À l'intérieur se trouvaient les âmes féroces qu'il élevait. Cette terre n'était pas aussi paisible et harmonieuse qu'on le prétendait, sans quoi comment aurait-il pu, à peine sorti de la région tibétaine, tomber sur un tel terrain d'enfouissement imbibé de ressentiment ?
C'était un cadeau du ciel.
Une fois qu'il aurait poussé le ressentiment de cette nouvelle âme à son paroxysme et l'aurait raffinée en un trésor suprême, il ne se contenterait pas de compenser ses pertes au Tibet — sa puissance s'élèverait à un niveau supérieur.
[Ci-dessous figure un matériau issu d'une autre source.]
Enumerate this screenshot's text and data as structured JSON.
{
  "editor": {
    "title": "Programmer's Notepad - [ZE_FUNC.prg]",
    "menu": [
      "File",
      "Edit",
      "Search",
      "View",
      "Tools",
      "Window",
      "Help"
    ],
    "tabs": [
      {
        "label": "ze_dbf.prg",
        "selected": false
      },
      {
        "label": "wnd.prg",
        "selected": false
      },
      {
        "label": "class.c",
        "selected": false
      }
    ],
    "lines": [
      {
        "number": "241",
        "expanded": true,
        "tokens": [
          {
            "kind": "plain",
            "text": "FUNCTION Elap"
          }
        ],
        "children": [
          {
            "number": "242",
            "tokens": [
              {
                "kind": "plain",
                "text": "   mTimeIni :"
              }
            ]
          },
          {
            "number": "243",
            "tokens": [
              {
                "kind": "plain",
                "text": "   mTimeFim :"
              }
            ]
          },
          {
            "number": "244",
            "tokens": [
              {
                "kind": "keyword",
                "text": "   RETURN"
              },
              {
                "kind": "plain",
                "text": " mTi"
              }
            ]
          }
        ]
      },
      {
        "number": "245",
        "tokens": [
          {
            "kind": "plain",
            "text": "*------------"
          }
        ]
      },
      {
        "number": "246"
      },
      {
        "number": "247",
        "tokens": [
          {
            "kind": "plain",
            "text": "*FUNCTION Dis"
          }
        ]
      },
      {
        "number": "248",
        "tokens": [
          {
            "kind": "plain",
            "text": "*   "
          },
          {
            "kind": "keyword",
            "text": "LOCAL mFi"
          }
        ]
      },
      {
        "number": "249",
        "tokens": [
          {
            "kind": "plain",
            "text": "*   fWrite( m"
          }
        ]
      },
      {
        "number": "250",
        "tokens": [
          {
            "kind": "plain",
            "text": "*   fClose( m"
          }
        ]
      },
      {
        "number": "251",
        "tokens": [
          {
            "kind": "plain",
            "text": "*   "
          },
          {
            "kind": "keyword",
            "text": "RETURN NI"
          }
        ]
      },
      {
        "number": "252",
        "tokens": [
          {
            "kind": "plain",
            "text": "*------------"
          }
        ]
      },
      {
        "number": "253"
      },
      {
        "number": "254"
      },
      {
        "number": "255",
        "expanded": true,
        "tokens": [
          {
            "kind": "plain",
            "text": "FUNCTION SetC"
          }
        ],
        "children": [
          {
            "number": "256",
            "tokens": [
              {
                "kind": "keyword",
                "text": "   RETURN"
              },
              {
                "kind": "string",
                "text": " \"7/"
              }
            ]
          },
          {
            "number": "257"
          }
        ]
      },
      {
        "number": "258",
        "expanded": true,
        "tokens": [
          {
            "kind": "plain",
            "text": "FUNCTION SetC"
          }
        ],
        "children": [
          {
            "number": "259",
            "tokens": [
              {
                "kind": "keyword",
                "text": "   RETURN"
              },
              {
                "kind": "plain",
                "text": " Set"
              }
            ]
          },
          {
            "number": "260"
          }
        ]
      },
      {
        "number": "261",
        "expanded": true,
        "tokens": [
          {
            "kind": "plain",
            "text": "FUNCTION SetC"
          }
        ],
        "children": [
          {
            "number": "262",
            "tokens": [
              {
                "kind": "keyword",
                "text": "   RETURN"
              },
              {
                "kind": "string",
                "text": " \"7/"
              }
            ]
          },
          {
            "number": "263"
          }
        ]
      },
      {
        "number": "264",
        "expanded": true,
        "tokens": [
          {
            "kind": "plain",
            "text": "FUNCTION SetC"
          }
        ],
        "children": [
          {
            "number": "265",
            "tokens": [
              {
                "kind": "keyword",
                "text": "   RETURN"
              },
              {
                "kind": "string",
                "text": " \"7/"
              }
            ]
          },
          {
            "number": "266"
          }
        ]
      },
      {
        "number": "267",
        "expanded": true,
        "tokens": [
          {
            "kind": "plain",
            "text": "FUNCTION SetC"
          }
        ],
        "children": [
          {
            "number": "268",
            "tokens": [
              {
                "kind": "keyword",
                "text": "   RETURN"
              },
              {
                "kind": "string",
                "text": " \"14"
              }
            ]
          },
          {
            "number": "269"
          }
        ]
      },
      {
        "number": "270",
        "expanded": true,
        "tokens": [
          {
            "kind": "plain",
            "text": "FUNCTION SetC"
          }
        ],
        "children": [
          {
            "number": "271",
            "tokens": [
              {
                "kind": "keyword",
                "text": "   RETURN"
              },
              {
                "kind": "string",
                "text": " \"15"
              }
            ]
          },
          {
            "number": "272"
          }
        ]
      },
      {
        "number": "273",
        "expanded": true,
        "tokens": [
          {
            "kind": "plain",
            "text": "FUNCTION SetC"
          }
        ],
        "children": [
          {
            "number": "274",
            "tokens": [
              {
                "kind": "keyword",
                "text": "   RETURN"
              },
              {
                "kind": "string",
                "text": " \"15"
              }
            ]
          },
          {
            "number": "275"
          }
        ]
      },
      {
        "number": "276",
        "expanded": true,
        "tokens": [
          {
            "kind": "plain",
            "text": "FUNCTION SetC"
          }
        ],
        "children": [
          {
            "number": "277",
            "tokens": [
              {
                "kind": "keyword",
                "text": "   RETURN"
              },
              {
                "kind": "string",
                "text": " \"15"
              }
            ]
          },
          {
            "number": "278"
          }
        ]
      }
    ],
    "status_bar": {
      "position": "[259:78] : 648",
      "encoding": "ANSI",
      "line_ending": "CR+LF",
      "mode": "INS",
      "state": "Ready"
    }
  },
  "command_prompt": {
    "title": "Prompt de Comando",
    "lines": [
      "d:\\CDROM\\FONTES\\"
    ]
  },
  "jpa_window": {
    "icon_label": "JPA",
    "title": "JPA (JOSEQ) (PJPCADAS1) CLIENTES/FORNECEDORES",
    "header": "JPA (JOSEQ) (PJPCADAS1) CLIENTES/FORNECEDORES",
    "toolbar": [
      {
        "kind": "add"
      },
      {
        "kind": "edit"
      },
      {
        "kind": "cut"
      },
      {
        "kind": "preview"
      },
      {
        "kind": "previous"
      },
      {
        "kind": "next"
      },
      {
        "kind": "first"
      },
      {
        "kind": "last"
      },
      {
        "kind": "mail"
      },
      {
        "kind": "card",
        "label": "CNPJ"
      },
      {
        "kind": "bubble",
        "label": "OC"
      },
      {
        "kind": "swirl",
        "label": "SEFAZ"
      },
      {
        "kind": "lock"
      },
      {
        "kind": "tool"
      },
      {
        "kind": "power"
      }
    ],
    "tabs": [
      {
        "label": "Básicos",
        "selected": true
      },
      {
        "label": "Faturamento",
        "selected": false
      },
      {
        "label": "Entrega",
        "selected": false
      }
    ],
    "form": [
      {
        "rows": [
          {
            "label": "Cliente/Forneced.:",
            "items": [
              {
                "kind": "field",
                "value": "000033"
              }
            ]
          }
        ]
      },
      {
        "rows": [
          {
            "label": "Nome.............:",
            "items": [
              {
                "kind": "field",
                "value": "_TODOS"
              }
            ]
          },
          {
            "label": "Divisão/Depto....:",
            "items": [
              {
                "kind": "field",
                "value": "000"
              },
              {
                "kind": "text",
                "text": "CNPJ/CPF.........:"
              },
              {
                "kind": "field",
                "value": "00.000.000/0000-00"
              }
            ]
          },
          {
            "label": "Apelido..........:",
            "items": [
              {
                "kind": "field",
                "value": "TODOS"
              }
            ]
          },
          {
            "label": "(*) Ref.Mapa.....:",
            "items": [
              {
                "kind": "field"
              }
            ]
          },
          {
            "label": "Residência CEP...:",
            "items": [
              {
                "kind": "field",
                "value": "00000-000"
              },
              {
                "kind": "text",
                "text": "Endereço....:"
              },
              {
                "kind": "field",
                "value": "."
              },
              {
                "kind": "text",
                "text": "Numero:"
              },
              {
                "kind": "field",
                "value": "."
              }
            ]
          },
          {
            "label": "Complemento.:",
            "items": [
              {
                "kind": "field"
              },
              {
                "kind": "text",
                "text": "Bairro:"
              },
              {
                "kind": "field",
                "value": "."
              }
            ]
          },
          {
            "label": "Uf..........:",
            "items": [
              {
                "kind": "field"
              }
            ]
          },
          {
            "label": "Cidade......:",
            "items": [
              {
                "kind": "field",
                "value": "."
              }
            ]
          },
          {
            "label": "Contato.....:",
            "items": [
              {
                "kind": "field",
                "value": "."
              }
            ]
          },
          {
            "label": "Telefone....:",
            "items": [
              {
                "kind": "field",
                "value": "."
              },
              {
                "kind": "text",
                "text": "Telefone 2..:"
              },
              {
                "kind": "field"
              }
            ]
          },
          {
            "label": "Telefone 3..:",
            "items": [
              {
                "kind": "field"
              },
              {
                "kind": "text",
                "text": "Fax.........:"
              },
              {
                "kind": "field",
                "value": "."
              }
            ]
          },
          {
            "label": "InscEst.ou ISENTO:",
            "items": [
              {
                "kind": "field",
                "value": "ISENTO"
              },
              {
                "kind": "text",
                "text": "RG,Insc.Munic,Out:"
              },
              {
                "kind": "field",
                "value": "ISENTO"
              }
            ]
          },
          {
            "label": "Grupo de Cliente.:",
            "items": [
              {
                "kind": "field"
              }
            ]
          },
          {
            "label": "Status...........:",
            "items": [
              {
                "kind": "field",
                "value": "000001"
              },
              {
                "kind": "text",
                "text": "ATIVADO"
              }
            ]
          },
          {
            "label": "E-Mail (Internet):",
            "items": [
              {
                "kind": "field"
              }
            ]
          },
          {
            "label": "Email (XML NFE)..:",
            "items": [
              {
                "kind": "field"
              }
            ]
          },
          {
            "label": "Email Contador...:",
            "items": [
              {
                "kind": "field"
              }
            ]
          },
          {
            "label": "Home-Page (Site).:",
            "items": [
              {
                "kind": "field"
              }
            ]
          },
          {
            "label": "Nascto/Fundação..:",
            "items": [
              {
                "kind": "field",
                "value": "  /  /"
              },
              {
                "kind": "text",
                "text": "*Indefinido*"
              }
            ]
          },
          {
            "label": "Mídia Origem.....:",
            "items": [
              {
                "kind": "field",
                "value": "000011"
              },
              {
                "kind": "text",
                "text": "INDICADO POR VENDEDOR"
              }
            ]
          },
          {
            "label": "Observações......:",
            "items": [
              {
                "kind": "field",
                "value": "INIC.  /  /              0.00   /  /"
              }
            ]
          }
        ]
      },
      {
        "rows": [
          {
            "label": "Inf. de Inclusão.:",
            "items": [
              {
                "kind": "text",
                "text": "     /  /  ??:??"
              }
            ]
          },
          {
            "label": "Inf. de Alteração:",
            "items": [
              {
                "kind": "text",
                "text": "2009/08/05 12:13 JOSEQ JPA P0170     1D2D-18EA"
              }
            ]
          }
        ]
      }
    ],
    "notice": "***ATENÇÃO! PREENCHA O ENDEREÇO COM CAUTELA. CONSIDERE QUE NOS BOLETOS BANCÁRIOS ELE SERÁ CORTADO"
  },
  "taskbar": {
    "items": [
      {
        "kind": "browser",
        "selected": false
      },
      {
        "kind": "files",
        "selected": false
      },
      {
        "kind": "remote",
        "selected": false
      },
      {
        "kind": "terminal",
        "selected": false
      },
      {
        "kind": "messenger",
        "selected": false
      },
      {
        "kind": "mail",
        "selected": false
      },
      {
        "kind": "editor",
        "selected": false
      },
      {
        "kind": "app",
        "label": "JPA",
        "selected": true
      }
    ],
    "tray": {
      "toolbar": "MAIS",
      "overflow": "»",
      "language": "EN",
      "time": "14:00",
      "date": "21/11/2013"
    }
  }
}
À cet instant, la porte derrière lui grinça doucement.
Jiang Yeqiu sortit, portant une femme dans ses bras.
Elle était entièrement nue, sa peau sans défaut, mais ses yeux étaient vides — comme une poupée fraîchement sortie d'usine, totalement insensible à tout ce qui l'entourait.
Il aperçut Zhafu sur le canapé et demanda, sur un ton aussi décontracté qu'on commente la météo :
« Zhafu-la ! Que voulaient ces deux femmes avec toi ? »
Zhafit fit tournoyer le verre dans sa main, les glaçons tintant contre la paroi. Il ricana : « Coopération ? C'est ça qu'elles appellent coopération ? Elles veulent juste se servir de moi pour semer la zizanie ici. Dans votre dicton han, on appelle ça "tirer les marrons du feu." »
Il pouffa, dédaigneux.
« Si le chaos éclate, comment profiter de la vie ? La paix et le calme — c'est le seul moyen de savourer le meilleur vin et les plus belles femmes. »
Jiang Yeqiu hocha la tête. « Nous avons un vieux dicton par ici : "Faire fortune en silence." Oublie les gros sous, commençons par de petits gains, de quoi vivre confortablement. »
Zhafu le regarda avec un air indulgent, presque paternel. « D'accord, Qiu-la, tu connais mieux ces choses que moi. Continue ton petit jeu. Dis-moi qui t'intéresse, et je te l'amène. »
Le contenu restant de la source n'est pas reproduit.